I may be the only person who ever did the latter, but as a child and teenager the start of autumn term always felt so much more like the opportunity for a new start than January did. Every September I would solemnly resolve that this year I would start packing my bag the night before, doing my homework on time, making an effort to look like less of a scruff, and overcome my crippling shyness by saying “Hi” to the other girls in my classroom at the beginning of the day. By October, I would usually have long since given up.
My own childhood hang-ups aside, I am especially glad that I’m not at school now. The last week’s GCSE results travesty, in which – well, I could say what I think about it, but it wouldn’t be as effective or moving as the words of teacher Chris Edwards. His open letter to Michael Gove (please do read it if you haven’t already) charges that – “You have not simply moved the goalposts. You have demolished them, sold off the playing fields where they once stood and left the dreams of these youngsters in tatters.” We thought we had it bad when they brought in AS-levels.
As someone who was still in education for the first ten years of the last Labour government, I’m certainly not going to pretend our lot didn’t f**k about with schools – and, of course, with higher education. It’s just something of a shock to reflect on how easy my age-bracket had it compared to those at school now. I was in one of the first cohorts to receive EMA and one of the last not to endure top-up fees. Those kids who were just treated so humiliatingly unfairly in their GCSE results face the prospect of no financial support in further education, and staggering levels of debt in later life if they want to go on to university. (This post is about education, but I’m sure no-one reading has forgotten about the unemployment situation, too. 5.6% in Manchester at the last count.) And even they might have it better than the younger children currently struggling for primary school places, as Gove pursues his pet projects rather than making efforts to address genuine need.
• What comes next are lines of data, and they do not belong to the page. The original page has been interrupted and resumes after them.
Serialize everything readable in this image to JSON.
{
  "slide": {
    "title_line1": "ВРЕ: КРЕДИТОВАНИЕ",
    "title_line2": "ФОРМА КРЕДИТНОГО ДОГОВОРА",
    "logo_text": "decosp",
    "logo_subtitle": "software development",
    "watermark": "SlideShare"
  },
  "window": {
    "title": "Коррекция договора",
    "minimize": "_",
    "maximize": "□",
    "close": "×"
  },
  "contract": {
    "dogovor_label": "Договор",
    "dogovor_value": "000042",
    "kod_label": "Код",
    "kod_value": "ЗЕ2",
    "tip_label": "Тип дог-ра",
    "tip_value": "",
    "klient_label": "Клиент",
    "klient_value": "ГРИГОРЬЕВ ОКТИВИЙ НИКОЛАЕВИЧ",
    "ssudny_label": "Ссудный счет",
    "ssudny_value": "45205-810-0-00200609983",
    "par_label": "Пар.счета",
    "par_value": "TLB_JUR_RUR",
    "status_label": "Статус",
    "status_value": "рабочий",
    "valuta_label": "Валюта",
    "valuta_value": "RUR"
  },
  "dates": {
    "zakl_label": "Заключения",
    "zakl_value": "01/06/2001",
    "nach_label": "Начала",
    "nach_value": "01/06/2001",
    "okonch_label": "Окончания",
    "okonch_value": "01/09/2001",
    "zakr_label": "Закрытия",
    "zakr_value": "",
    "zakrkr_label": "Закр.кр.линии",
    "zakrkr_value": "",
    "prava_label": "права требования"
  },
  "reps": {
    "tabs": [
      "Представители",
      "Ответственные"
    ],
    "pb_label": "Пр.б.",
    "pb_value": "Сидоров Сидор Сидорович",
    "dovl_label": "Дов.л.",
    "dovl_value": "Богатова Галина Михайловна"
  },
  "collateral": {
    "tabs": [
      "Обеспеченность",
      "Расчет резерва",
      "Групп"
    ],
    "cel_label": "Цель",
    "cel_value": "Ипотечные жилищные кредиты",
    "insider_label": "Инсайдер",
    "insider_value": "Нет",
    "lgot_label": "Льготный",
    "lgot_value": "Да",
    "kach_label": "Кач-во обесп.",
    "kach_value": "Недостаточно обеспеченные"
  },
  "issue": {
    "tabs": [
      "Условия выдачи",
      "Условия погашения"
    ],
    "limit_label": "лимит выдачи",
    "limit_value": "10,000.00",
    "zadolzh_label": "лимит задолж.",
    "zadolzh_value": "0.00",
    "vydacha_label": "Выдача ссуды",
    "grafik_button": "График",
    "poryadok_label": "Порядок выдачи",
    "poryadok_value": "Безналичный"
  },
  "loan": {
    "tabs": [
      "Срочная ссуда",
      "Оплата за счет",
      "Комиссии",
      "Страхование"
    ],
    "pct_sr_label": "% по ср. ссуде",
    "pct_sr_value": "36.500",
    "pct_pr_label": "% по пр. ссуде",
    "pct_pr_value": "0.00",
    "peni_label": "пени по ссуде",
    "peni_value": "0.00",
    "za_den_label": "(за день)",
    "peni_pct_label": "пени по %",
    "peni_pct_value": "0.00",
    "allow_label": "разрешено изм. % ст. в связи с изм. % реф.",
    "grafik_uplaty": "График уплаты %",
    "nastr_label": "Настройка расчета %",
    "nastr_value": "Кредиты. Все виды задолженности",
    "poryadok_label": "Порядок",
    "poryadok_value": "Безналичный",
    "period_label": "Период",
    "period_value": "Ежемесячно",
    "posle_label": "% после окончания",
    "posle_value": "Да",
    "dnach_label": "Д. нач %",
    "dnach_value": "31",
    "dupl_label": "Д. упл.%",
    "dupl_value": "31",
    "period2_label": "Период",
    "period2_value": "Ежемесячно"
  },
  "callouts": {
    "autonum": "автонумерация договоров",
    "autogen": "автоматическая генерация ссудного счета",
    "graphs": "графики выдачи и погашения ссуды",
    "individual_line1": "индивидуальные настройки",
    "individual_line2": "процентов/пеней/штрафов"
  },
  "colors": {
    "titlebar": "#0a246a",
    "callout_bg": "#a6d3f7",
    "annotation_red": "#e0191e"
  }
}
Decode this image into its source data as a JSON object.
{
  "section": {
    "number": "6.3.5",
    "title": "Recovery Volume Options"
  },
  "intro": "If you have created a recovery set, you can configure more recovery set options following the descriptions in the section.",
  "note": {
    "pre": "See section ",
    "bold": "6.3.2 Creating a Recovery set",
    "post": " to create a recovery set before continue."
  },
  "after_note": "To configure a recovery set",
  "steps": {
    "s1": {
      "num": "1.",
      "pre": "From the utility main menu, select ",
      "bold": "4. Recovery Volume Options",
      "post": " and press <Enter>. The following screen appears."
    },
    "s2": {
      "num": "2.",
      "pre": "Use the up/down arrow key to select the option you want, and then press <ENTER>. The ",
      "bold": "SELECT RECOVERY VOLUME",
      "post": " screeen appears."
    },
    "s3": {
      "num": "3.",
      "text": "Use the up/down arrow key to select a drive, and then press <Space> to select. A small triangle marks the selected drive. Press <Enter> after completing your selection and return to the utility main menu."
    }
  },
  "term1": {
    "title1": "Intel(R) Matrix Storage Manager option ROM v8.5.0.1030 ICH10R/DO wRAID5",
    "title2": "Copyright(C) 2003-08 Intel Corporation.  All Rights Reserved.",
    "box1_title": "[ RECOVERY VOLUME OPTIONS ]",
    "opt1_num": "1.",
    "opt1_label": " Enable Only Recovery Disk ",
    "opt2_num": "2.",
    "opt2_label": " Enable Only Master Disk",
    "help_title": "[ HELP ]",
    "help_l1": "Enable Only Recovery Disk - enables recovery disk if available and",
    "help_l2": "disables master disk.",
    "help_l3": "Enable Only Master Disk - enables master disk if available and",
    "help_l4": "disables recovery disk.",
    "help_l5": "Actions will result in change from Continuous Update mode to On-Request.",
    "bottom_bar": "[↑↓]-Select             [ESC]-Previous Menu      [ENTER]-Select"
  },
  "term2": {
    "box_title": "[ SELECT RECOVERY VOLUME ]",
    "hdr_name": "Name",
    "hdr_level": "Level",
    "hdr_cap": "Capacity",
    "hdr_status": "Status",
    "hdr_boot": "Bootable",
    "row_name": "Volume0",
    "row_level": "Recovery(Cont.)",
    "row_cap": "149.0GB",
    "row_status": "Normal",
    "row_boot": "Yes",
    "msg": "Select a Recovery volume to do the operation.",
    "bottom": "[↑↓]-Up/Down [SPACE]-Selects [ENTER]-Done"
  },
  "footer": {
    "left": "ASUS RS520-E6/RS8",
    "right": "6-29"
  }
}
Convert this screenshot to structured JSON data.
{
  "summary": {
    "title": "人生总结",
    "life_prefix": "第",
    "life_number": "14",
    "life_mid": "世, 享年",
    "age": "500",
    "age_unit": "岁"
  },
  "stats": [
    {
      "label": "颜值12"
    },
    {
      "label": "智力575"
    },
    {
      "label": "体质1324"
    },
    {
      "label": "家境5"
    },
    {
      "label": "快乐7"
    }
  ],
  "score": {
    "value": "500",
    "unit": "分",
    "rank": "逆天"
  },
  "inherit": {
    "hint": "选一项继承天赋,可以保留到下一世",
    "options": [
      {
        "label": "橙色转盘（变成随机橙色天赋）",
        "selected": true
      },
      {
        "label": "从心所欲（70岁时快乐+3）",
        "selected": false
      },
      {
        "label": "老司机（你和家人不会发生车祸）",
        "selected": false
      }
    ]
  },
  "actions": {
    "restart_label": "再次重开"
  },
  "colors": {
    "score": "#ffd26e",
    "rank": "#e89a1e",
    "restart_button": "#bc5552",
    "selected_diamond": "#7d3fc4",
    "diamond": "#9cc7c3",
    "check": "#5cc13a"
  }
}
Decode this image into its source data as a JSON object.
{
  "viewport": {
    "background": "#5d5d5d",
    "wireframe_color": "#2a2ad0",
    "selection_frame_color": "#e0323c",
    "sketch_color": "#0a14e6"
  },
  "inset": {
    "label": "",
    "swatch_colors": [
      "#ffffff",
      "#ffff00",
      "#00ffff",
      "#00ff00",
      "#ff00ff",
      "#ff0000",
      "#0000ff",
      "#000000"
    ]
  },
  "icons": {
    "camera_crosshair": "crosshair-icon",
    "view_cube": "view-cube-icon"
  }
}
If politicians make new term resolutions the way I used to, then maybe Gove – assuming he’s not worried about the reshuffle – should resolve that this year, rather than blindly following his own ideological whims, he will actually start listening to teachers, parents and children. Labour, meanwhile, should resolve to learn from past mistakes – both ours and theirs – and to support the schools, families and local authorities looking for an alternative.